Chunky VegetablesIn this case, the vegetables should be cut in bigger pieces, as to allow the heat of fire to penetrate slowly. Big dices, chunks, thick slices and thicker matchstick styles will do.

It is important to know that balance should be sought at all times and that it is the different proportion that makes a meal cooler or warmer, but that both elements should be present in every meal. Even though during summer we definitely want to keep our system refreshed, we still need to have something a little substantial in order to maintain the proper energy level.

At the same time, during winter we want to keep ourselves warm, but a little bit of something light will uplift the energy and we will not transform ourselves into logs!

In other words, we give preference to certain cooking styles for a particular season, but not use them exclusively, waiting for next summer to grate something fresh. Go ahead and grate away! That little spoonful of freshness with help you enjoy and digest your hearty meal even more.
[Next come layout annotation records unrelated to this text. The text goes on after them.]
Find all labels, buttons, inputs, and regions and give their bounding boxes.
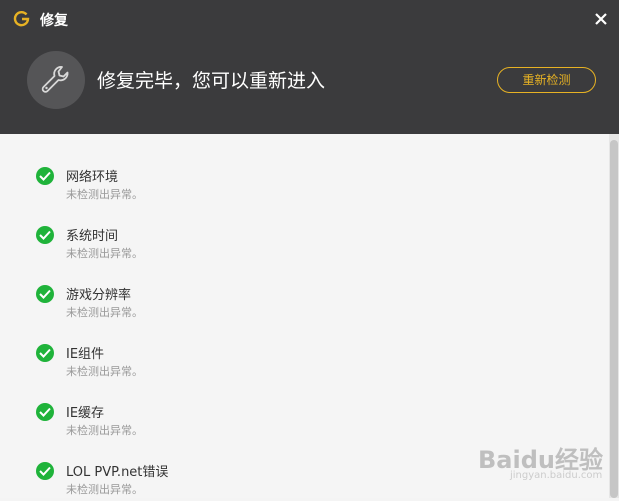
list-item: LOL PVP.net错误 未检测出异常。 <box>36 461 436 501</box>
item-status: 未检测出异常。 <box>66 483 143 496</box>
recheck-button[interactable]: 重新检测 <box>497 67 596 93</box>
item-title: 网络环境 <box>66 170 119 185</box>
watermark-url: jingyan.baidu.com <box>510 470 603 481</box>
check-icon <box>36 226 54 244</box>
repair-badge <box>27 51 85 109</box>
list-item: 游戏分辨率 未检测出异常。 <box>36 284 436 324</box>
scrollbar-thumb[interactable] <box>610 140 618 498</box>
check-icon <box>36 285 54 303</box>
title-bar: 修复 <box>0 0 619 38</box>
item-status: 未检测出异常。 <box>66 365 143 378</box>
item-status: 未检测出异常。 <box>66 424 143 437</box>
app-logo-icon <box>13 10 30 27</box>
check-icon <box>36 403 54 421</box>
check-icon <box>36 344 54 362</box>
list-item: IE缓存 未检测出异常。 <box>36 402 436 442</box>
item-title: IE组件 <box>66 347 105 362</box>
check-icon <box>36 167 54 185</box>
window-title: 修复 <box>40 13 68 29</box>
list-item: IE组件 未检测出异常。 <box>36 343 436 383</box>
list-item: 系统时间 未检测出异常。 <box>36 225 436 265</box>
item-status: 未检测出异常。 <box>66 306 143 319</box>
header: 修复 修复完毕，您可以重新进入 重新检测 <box>0 0 619 134</box>
item-title: 系统时间 <box>66 229 119 244</box>
list-item: 网络环境 未检测出异常。 <box>36 166 436 206</box>
close-icon[interactable] <box>591 9 611 29</box>
wrench-icon <box>41 66 69 93</box>
item-title: LOL PVP.net错误 <box>66 465 169 480</box>
repair-result-headline: 修复完毕，您可以重新进入 <box>97 70 326 92</box>
item-status: 未检测出异常。 <box>66 247 143 260</box>
item-title: IE缓存 <box>66 406 105 421</box>
check-icon <box>36 462 54 480</box>
item-status: 未检测出异常。 <box>66 188 143 201</box>
scrollbar[interactable] <box>609 134 619 498</box>
item-title: 游戏分辨率 <box>66 288 132 303</box>
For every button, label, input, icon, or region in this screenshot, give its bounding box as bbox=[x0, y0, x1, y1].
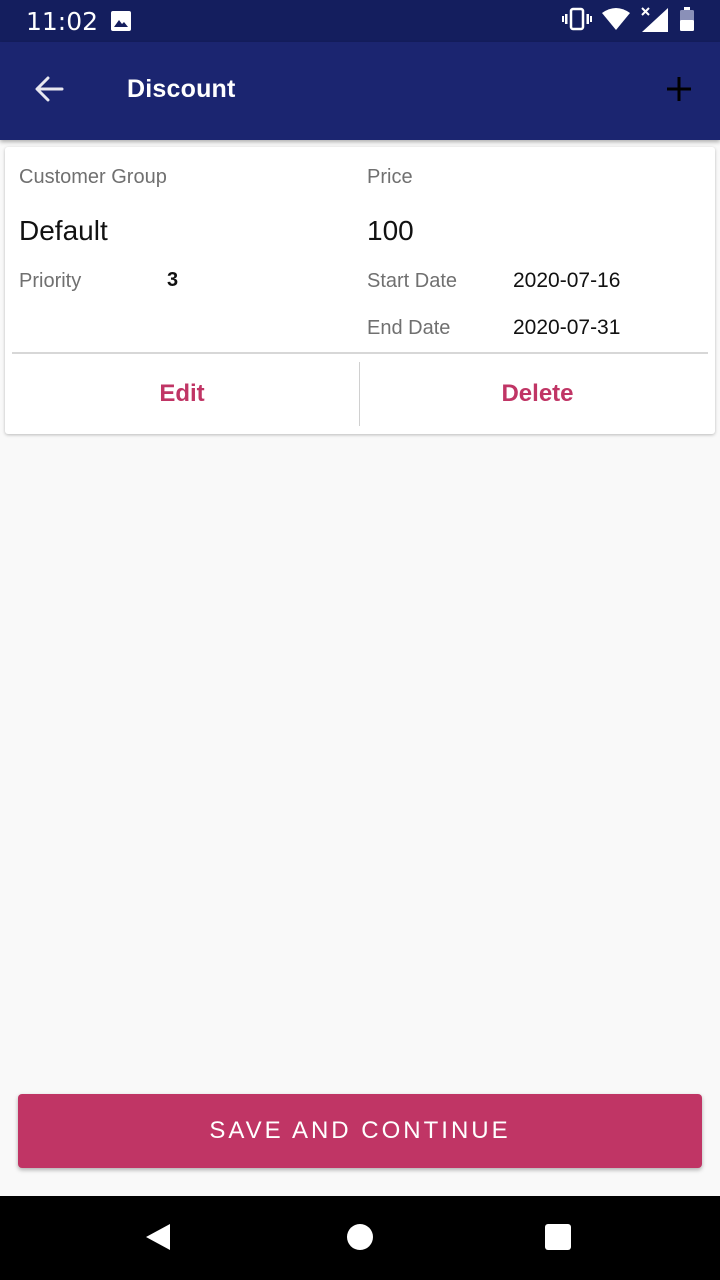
status-icons bbox=[562, 6, 694, 37]
signal-icon bbox=[640, 6, 670, 37]
customer-group-value: Default bbox=[19, 215, 108, 246]
nav-home-button[interactable] bbox=[338, 1217, 382, 1261]
page-title: Discount bbox=[127, 75, 236, 103]
status-time: 11:02 bbox=[26, 7, 99, 36]
plus-icon bbox=[666, 76, 692, 107]
priority-label: Priority bbox=[19, 270, 82, 292]
image-icon bbox=[111, 11, 131, 31]
start-date-value: 2020-07-16 bbox=[513, 269, 621, 292]
vibrate-icon bbox=[562, 7, 592, 36]
recents-square-icon bbox=[544, 1223, 572, 1256]
status-bar: 11:02 bbox=[0, 0, 720, 42]
back-arrow-icon bbox=[34, 76, 64, 107]
edit-button[interactable]: Edit bbox=[5, 354, 359, 434]
save-and-continue-button[interactable]: SAVE AND CONTINUE bbox=[18, 1094, 702, 1168]
nav-recents-button[interactable] bbox=[536, 1217, 580, 1261]
home-circle-icon bbox=[346, 1223, 374, 1256]
wifi-icon bbox=[602, 7, 630, 35]
price-value: 100 bbox=[367, 215, 414, 246]
start-date-label: Start Date bbox=[367, 270, 458, 292]
price-label: Price bbox=[367, 166, 413, 188]
app-bar: Discount bbox=[0, 42, 720, 140]
back-button[interactable] bbox=[24, 66, 74, 116]
end-date-label: End Date bbox=[367, 317, 451, 339]
delete-button[interactable]: Delete bbox=[360, 354, 715, 434]
add-discount-button[interactable] bbox=[655, 66, 703, 116]
battery-icon bbox=[680, 6, 694, 36]
customer-group-label: Customer Group bbox=[19, 166, 167, 188]
priority-value: 3 bbox=[167, 269, 179, 291]
system-nav-bar bbox=[0, 1196, 720, 1280]
discount-card: Customer Group Default Priority 3 Price … bbox=[5, 147, 715, 434]
back-triangle-icon bbox=[144, 1222, 172, 1257]
end-date-value: 2020-07-31 bbox=[513, 316, 621, 339]
nav-back-button[interactable] bbox=[136, 1217, 180, 1261]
On the same token, isn’t it nice to enjoy something grilled in your summery backyard, while getting plenty of moisture through fresh salads and crisp and light entrees?

A Zen Chef looks very little at the biochemical components, caloric breakdown and daily values, and observes much more the energy patterns, as those are universal and can be applied anywhere and at anytime.

He doesn’t exclude one type of energy in favor of its opposite, but knows how to maintain the ideal proportion of yin and yang according to the cirumstances. He istinctively knows how to apply balance and enjoys a fit shape and good health as a result.

Congratulations! You’ve made it through all five lessons and have now a better understanding of how the food choices we make affect our energy level and our overall vitality.